Prometheus ilk insanı balçıktan yarattı ve insan vücudunu yapmak için kullandığı Balçığa kendi göz yaşlarını ekledi. Başlarda insan mahlukatların en acizi ve en savunmasızıydı. Çıplaktı, aslan gibi pençeleri, kuş gibi kanadı, at gibi koşaçak bacakları yoktu. Daha doğumdan başlayan ızdıraplar, kederler, hüzünler yakasını bırakmadı insanoğlunun. İlk insanlar çiğ meyvelerle, kanlı etler ile besleniyordu, elbise yerine yaprakları kullanıyordu. Ateşin kudretinden yararlanmayı bilmeyen insan geceleri mağaralarda hayvanlar gibi yaşıyordu. Yarattığı bu ırka acıyan Prometheus, hayvanlara karşı kendini koruyabilmesi, toprağı sürebilmesi kısacası insan gibi yaşaması için madenleri işlemeyi ve ateşi vermeyi düşündüdü. İçi oyuk fakat tutuşabilen bir özelliğe sahip olan Ferule denilen ağaçtan eline bir dal aldı ve Lemnos adasına gitti. Hephaistos‘un ocağına gitti ve elindeki sopanın içine ateşi sakladı ve insanlığa armağan olarak verdi. O günden sonra insanlık daha güzel daha iyi yaşamaya ve uygarlığın temellerini atmaya başladı.

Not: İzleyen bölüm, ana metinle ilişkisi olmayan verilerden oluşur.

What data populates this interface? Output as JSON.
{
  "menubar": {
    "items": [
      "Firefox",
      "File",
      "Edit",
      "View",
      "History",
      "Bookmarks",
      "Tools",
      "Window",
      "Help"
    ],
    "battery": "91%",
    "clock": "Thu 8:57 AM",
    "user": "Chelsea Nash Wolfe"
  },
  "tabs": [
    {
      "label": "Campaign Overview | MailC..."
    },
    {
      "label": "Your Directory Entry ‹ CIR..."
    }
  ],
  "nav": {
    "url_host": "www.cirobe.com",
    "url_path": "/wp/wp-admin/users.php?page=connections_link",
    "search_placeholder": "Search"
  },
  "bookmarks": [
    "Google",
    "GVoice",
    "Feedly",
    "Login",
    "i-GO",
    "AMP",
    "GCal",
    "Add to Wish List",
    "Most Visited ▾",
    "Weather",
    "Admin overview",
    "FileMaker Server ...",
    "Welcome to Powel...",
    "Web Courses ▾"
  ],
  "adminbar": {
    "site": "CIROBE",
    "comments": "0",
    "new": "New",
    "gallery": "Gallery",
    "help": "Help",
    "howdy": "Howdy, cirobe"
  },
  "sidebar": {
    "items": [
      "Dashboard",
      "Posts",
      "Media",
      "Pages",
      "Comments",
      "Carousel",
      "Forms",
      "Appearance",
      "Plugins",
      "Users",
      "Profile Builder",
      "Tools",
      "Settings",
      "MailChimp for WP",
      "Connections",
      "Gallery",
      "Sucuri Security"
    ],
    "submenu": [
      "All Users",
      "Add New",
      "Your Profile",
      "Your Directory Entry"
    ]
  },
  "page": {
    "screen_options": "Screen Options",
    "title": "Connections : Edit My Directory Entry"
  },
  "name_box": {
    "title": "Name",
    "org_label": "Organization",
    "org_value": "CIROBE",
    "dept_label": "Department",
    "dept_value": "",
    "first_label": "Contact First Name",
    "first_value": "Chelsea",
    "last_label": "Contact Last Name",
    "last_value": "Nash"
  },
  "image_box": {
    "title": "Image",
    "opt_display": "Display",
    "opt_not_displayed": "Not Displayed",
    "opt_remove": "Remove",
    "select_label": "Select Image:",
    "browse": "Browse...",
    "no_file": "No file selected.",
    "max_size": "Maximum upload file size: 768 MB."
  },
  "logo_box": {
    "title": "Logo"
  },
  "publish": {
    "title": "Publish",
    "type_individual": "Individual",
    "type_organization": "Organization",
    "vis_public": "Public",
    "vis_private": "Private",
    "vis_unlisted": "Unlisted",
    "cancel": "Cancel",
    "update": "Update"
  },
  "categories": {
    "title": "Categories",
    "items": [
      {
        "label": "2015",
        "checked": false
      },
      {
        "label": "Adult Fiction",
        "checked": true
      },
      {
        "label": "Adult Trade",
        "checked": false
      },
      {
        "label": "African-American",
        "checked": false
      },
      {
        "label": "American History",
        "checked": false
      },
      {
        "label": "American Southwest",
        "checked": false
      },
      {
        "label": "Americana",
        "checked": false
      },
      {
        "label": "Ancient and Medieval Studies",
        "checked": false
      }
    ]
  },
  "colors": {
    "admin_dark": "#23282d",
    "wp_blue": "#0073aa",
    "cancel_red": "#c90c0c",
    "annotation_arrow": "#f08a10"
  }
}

Sonralardan ise tanrılar ile kendini bir tutmaya başlayan insanların böyle olacağını bilen Zeus onları ateşten mahrum etmişti. Kendi haberi olmadan ateşi çalan ve insanlara armağan eden Prometheus’a kızdı ve onu Kafkas dağlarının kuş uçmaz kervan geçmez bir yerine bir kayanın üstüne zincirlemesini emretmiştir. Tabi ki bu görevi istemeye istemeye Hephaistos’a verdi. Hephaistos orada Titan Prometheus’u kayaya zincirlerledi. Tabiki Prometheus’un cezası bu kadar basit olamazdı. Her sabah büyük, siyah bir kartal gelip Prometheus’un göğsünü ve ciğerini sivri gagası ile didikliyordu. Tanrıların ölümsüzlüğü olduğundan her sabah bu inanılmaz acıya katlanıyordu. Rivayetlere göre bu acı tam 1000 yıl sürecektir. Fakat 30 sene sonra Zeus, Prometheus’a acıdı ve cezasına son verdi.